MUSC students start semester with sand between their toes

September 04, 2018
Students spend their first day of an occupational therapy class at Folly Beach. Photos provided
Students spend their first day of an occupational therapy class at Folly Beach. Photos provided

Wearing flip-flops instead of carrying laptops, the first day of class for some occupational therapy students was literally a day at the beach. Their professor, Patty Coker-Bolt, held class at Folly Beach so her students could help with an event that brings professional surfers to town to give children with autism a day of fun in the ocean.

“It’s a real Charleston moment about participation,” Coker-Bolt said.  

Surfers Healing, an international nonprofit organization that hosts camps at beaches across the country and abroad for children with autism, was in the Charleston area to help more than 100 kids learn to surf. Coker-Bolt, a professor in the College of Health Professions at the Medical University of South Carolina, saw it as a great opportunity.
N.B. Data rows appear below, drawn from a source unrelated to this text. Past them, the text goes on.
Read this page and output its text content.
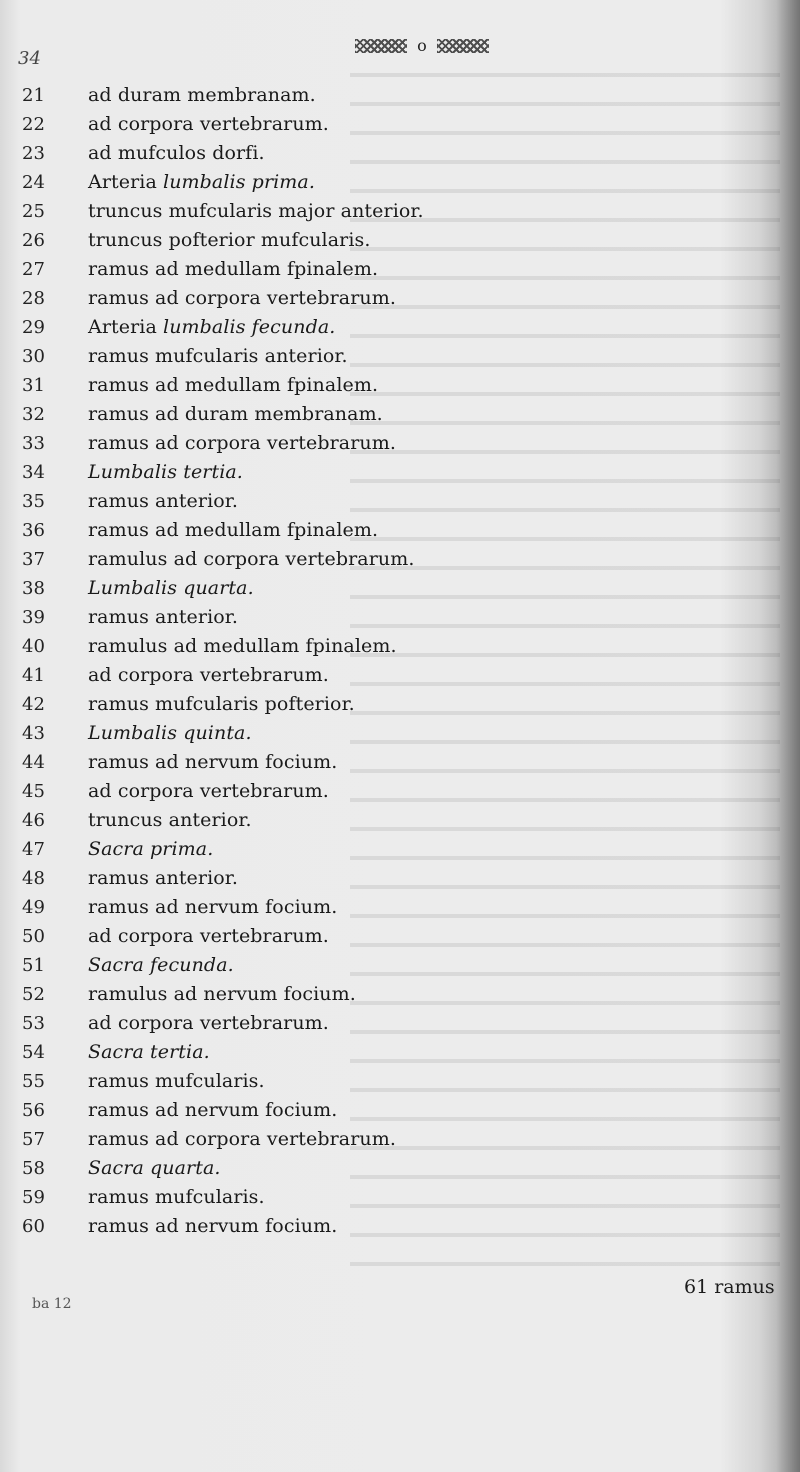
34
o
21	ad duram membranam.
22	ad corpora vertebrarum.
23	ad mufculos dorfi.
24	Arteria lumbalis prima.
25	truncus mufcularis major anterior.
26	truncus pofterior mufcularis.
27	ramus ad medullam fpinalem.
28	ramus ad corpora vertebrarum.
29	Arteria lumbalis fecunda.
30	ramus mufcularis anterior.
31	ramus ad medullam fpinalem.
32	ramus ad duram membranam.
33	ramus ad corpora vertebrarum.
34	Lumbalis tertia.
35	ramus anterior.
36	ramus ad medullam fpinalem.
37	ramulus ad corpora vertebrarum.
38	Lumbalis quarta.
39	ramus anterior.
40	ramulus ad medullam fpinalem.
41	ad corpora vertebrarum.
42	ramus mufcularis pofterior.
43	Lumbalis quinta.
44	ramus ad nervum focium.
45	ad corpora vertebrarum.
46	truncus anterior.
47	Sacra prima.
48	ramus anterior.
49	ramus ad nervum focium.
50	ad corpora vertebrarum.
51	Sacra fecunda.
52	ramulus ad nervum focium.
53	ad corpora vertebrarum.
54	Sacra tertia.
55	ramus mufcularis.
56	ramus ad nervum focium.
57	ramus ad corpora vertebrarum.
58	Sacra quarta.
59	ramus mufcularis.
60	ramus ad nervum focium.
ba 12
61 ramus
“When kids were not surfing, the organizers wanted a place for kids to be able to keep themselves occupied. We had a big tent area with bubbles and tunnels and sand activities. Our students were out there engaging the kids when they weren’t surfing.”

A colorful play area gives kids a place to hang out before and after they surf.
A colorful play area gives kids a place to hang out before and after they surf.

It was a chance to get a glimpse of what their lives as future occupational therapists might hold. “The large percentage of our graduates go into pediatric therapy,” Coker-Bolt said. “They can work in the school system, they can work in an outpatient clinic, they can work in home health or early intervention or they can work in a children’s hospital. With the prevalence of autism, they’re going to work with children with autism and their families if they go into pediatrics therapy.”

The students got to see how some children with autism can achieve amazing things with the right kind of help. “You can tell, sometimes, the kids were really apprehensive. They had to wear a protective flotation device around their neck. They had to go out in the water and the waves were hitting them. I think about children with autism and the sensory processing issues and challenges dealing with noise and  crowds,” Coker-Bolt said.

“The surfers just pick the children up, put them on the board and start surfing. It’s so nice to see. Every time they took them out, each child got a little more independent, a little more confident. Some kids went from starting on their knees on the board to standing on the board. What a showcase for each child’s unique skills and capacities to overcome challenges."

Coker-Bolt said graduates of MUSC’s College of Health Professions helped launch the Charleston area’s participation in Surfers Healing. She has asked her students to volunteer for last three years. “Finding great community activities that our children with disabilities can do and support them doing it is so important for our children and their families.”